Coronavirus Risks: What you need to know.
What is Coronavirus?
Understanding Coronavirus risks begins with learning about its origin. Coronavirus was first identified in the 1960s. The source of the virus is unknown; however, it may infect both humans and other animals. The name Coronavirus was adopted due to the virus’ crown-like shape (“Corona” is Latin for crown). This virus can cause upper respiratory infection symptoms in humans such as stuffy nose, cough, and sore throat. It may also cause middle ear infections in children. Coronavirus can be fatal in immunocompromised individuals.
Transmission of Coronavirus?
In January 2020, the World Health Organization identified a novel Coronavirus 2019-nCoV in China. In the United States, this virus is commonly active during the fall and winter, but anyone can be infected with it at any time during the year. Recently a case of Coronavirus infection was identified in a male in Washington state, who had recently visited Wuhan, China. This incidence of the deadly Coronavirus may have spread from snakes and bats.
Spreading of this virus is usually reported from one infected person to another. Common activities by which the infection can also be transmitted are inhalation of contaminated air (caused due to coughing and sneezing by infected individuals), close contact with infected persons such as touching and shaking hands, touching surfaces or infected objects and touching your mouth, nose, or eyes before washing your hands. It may be transmitted through fecal contact, though is method of infection is rare.
Coronavirus Risks: Elimination and Prevention
At this time, no specific treatment is known for these types of Coronavirus infections. No vaccine has been made publicly available for the 2019-nCOV strain of Coronavirus. However, attempts are currently being undertaken by The National Institutes of Health and other governmental and non-governmental institutions to develop the vaccine. The World Health Organization suggests that anyone with underlying medical conditions avoid live animal markets and raw meats altogether as they are "considered at higher risk of severe disease".

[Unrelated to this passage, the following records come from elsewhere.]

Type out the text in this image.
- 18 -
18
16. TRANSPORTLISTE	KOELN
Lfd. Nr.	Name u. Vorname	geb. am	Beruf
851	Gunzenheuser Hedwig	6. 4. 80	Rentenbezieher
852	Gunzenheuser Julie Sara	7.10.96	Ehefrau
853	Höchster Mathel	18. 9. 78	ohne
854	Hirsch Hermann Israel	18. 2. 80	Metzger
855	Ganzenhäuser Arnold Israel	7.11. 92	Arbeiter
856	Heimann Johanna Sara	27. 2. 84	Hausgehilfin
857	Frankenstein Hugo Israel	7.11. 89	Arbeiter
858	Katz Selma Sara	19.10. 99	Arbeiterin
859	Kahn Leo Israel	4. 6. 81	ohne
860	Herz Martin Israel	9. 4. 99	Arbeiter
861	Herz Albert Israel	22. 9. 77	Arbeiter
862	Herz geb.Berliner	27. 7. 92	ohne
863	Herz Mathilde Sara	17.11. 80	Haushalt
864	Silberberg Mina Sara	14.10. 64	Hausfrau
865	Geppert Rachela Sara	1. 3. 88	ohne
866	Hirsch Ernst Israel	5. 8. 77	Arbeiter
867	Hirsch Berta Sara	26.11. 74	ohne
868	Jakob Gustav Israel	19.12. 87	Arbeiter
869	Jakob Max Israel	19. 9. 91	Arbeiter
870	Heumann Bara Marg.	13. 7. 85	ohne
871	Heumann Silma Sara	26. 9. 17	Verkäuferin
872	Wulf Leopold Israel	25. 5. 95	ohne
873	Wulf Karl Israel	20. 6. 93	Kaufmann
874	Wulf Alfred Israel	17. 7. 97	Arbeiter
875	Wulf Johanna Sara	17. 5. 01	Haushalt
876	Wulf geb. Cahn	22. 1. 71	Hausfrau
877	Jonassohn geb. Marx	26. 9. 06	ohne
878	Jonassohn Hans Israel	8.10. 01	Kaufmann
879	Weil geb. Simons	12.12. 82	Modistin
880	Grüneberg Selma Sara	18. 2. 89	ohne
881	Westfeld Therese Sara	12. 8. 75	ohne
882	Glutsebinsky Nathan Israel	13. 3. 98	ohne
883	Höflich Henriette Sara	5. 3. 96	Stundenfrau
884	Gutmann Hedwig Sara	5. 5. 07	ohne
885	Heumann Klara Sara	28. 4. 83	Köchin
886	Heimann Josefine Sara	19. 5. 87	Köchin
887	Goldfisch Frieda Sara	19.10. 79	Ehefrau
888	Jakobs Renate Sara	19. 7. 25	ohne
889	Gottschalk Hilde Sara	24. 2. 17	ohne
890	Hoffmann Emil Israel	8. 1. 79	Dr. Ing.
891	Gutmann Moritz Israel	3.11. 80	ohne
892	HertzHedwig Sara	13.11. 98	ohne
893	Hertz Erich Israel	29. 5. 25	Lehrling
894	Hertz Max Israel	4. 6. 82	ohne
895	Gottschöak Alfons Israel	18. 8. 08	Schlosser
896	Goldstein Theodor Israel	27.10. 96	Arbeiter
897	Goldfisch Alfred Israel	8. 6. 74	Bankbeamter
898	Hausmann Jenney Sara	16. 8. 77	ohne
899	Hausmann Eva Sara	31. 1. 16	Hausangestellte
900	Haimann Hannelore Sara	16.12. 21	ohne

The U.S. Centers for Disease Control suggests that If you have cold-like symptoms:
- Avoid close contact with others
- Protect others by staying home while you are sick
- Cover your mouth and nose with a tissue when you cough or sneeze
- Throw the used tissue in the trash
- Wash your hands
- Disinfect frequently used objects and surfaces
- Avoid traveling to an infected zone such as Wuhan in China
Environmentally friendly disinfecting techniques are very useful in preventing and minimizing Coronavirus risks. High touch surfaces in occupied spaces such as wall surfaces, doors, windows, knobs, furniture and others need to be disinfected to maintain and manage good Indoor Environmental/Air Quality.